Tag Elimination Assignment
We will be working with Simplescalar's OOO core simulator, sim-outorder. Most of the changes will happen in ruu_issue which is the function that simulates the OOO scheduler using register dependencies. We will overview how it works during the lectures.
Mirroring what would be a typical exploratory effort we will follow these steps:
1. Is there potential for our candidate technique to even work? What measurements would help us decide whether the idea is worth exploring further? Recall it is easier to show that something does not hold than that it does (prove that something is not true rather that it is). Mirroring the paper we want to first characterize instructions based on how many operands they need to wait for when they first enter the scheduler. Let's try to create a graph where along X we list the workloads. No need to do multiple scheduler sizes. Let's pick 128. The Y axis will be the fraction of instructions, up to 100%. List three categories: no need to wait on any operand, need to wait on 1 operand, and need to wait on 2 operands. Show these as stacked bars.
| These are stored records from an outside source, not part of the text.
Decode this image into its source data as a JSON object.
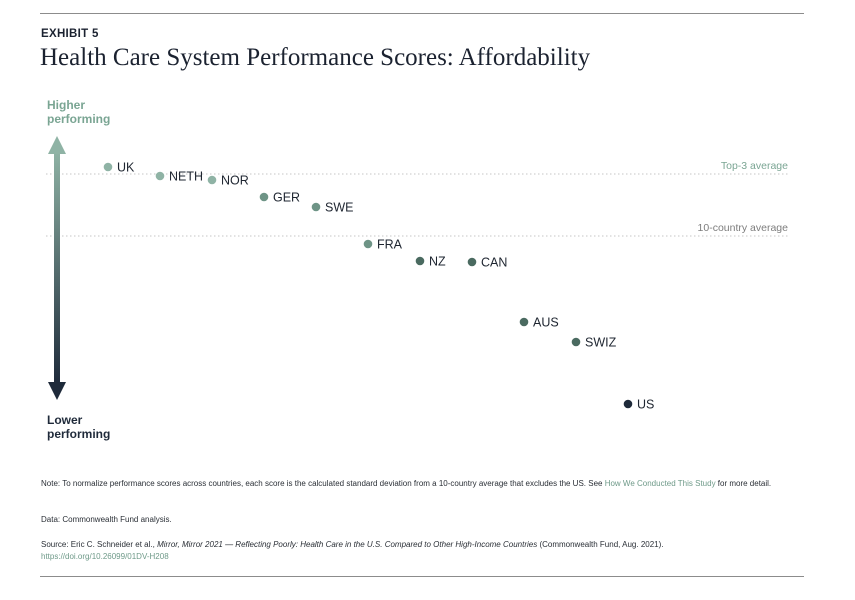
{
  "header": {
    "exhibit": "EXHIBIT 5",
    "title": "Health Care System Performance Scores: Affordability"
  },
  "axis": {
    "higher_line1": "Higher",
    "higher_line2": "performing",
    "lower_line1": "Lower",
    "lower_line2": "performing"
  },
  "colors": {
    "light_dot": "#8fb3a5",
    "mid_dot": "#6e9486",
    "dark_dot": "#4a6a60",
    "us_dot": "#1e2a3a",
    "reference_line": "#c6c6c6",
    "reference_text": "#7aa593",
    "arrow_top": "#8fb3a5",
    "arrow_bottom": "#1e2a3a"
  },
  "chart_data": {
    "type": "scatter",
    "title": "Health Care System Performance Scores: Affordability",
    "y_direction": "higher is better",
    "reference_lines": [
      {
        "label": "Top-3 average",
        "y": 0.62
      },
      {
        "label": "10-country average",
        "y": 0.0
      }
    ],
    "points": [
      {
        "label": "UK",
        "y": 0.69,
        "shade": "light"
      },
      {
        "label": "NETH",
        "y": 0.6,
        "shade": "light"
      },
      {
        "label": "NOR",
        "y": 0.56,
        "shade": "light"
      },
      {
        "label": "GER",
        "y": 0.39,
        "shade": "mid"
      },
      {
        "label": "SWE",
        "y": 0.29,
        "shade": "mid"
      },
      {
        "label": "FRA",
        "y": -0.08,
        "shade": "mid"
      },
      {
        "label": "NZ",
        "y": -0.25,
        "shade": "dark"
      },
      {
        "label": "CAN",
        "y": -0.26,
        "shade": "dark"
      },
      {
        "label": "AUS",
        "y": -0.86,
        "shade": "dark"
      },
      {
        "label": "SWIZ",
        "y": -1.06,
        "shade": "dark"
      },
      {
        "label": "US",
        "y": -1.68,
        "shade": "us"
      }
    ]
  },
  "footer": {
    "note_text": "Note: To normalize performance scores across countries, each score is the calculated standard deviation from a 10-country average that excludes the US. See ",
    "note_link": "How We Conducted This Study",
    "note_end": " for more detail.",
    "data_text": "Data: Commonwealth Fund analysis.",
    "source_prefix": "Source: Eric C. Schneider et al., ",
    "source_italic": "Mirror, Mirror 2021 — Reflecting Poorly: Health Care in the U.S. Compared to Other High-Income Countries",
    "source_suffix": " (Commonwealth Fund, Aug. 2021).",
    "doi": "https://doi.org/10.26099/01DV-H208"
  }
}
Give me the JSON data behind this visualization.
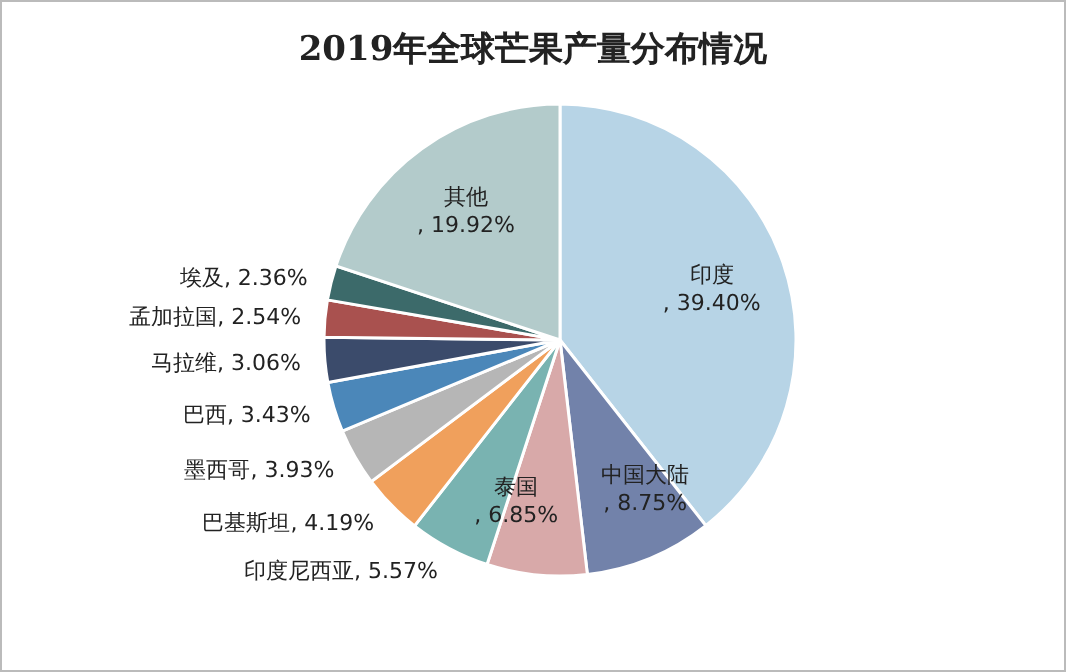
{
  "chart_data": {
    "type": "pie",
    "title": "2019年全球芒果产量分布情况",
    "categories": [
      "印度",
      "中国大陆",
      "泰国",
      "印度尼西亚",
      "巴基斯坦",
      "墨西哥",
      "巴西",
      "马拉维",
      "孟加拉国",
      "埃及",
      "其他"
    ],
    "values": [
      39.4,
      8.75,
      6.85,
      5.57,
      4.19,
      3.93,
      3.43,
      3.06,
      2.54,
      2.36,
      19.92
    ],
    "value_labels": [
      ", 39.40%",
      ", 8.75%",
      ", 6.85%",
      ", 5.57%",
      ", 4.19%",
      ", 3.93%",
      ", 3.43%",
      ", 3.06%",
      ", 2.54%",
      ", 2.36%",
      ", 19.92%"
    ],
    "colors": [
      "#b7d4e6",
      "#7282aa",
      "#d8a9a9",
      "#79b3b1",
      "#f0a05c",
      "#b6b6b6",
      "#4b87b9",
      "#3b4b6b",
      "#a9514f",
      "#3c6a6a",
      "#b3cbcb"
    ]
  }
}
Any time we use simulation we are creating a model of a hypothetical machine. A critical consideration is correctness and then accuracy. Let's talk about correctness. How do we know that the model we created is correct. That is, it properly models what it is supposed to. In our case, the question transforms to: how do we know that the measurements we are collecting are correct. We need some validation test. However, “validation” is too strong a word here as it means making sure that it is absolutely correct. This is hard to do. So, lets instead talk about increasing our confidence that the measurements are correct.
For this purpose you will have to create a set of synthetic workloads (microbenchmarks) for which you know what the measurements should look like. It's up to you to figure out what these should be. I would suggest creating at least 3: 1. Worst case, 2. Best case, 3. “Average case”. Deliverable 1: The microbenchmark code and an explanation of why you think they are good validation microbenchmarks.
Deliverable 2: The above referenced graph for the workloads we have provided. No need to run the full 1B instructions. Feel free to do just 100M for all workloads except for gcc. For gcc run the full 1B.
2. Predicting the last tag: Assuming that the first set of experiments provide enough motivation to move forward, let's now try to build a predictor for the last tag. We will not be changing how the scheduler works. We will just check whether we can predict and with what accuracy which of the two operands an instruction should wait for. Let's try to report results as a graph where: X are the benchmarks and Y is accuracy (up to 100%). Let's us only focus on a 16K entry predictor which ought to be similar to what is described in the paper. Let's use 8 bits of global history and let's use the lower 14b of the instruction address (after we omit the lower bits that are always zero). Xor the bits with the upper 16b of the instruction address first and then index the table. The entries should be 2 bit saturating counters.
Deliverable 3: the accuracy measurements graph. In addition, instead of just reporting correct/wrong, what other categories you think would be useful.
3. We will not need you to change the simulator to model execution with the technique. This may be trickier than it looks. We may revisit this in a later assignment.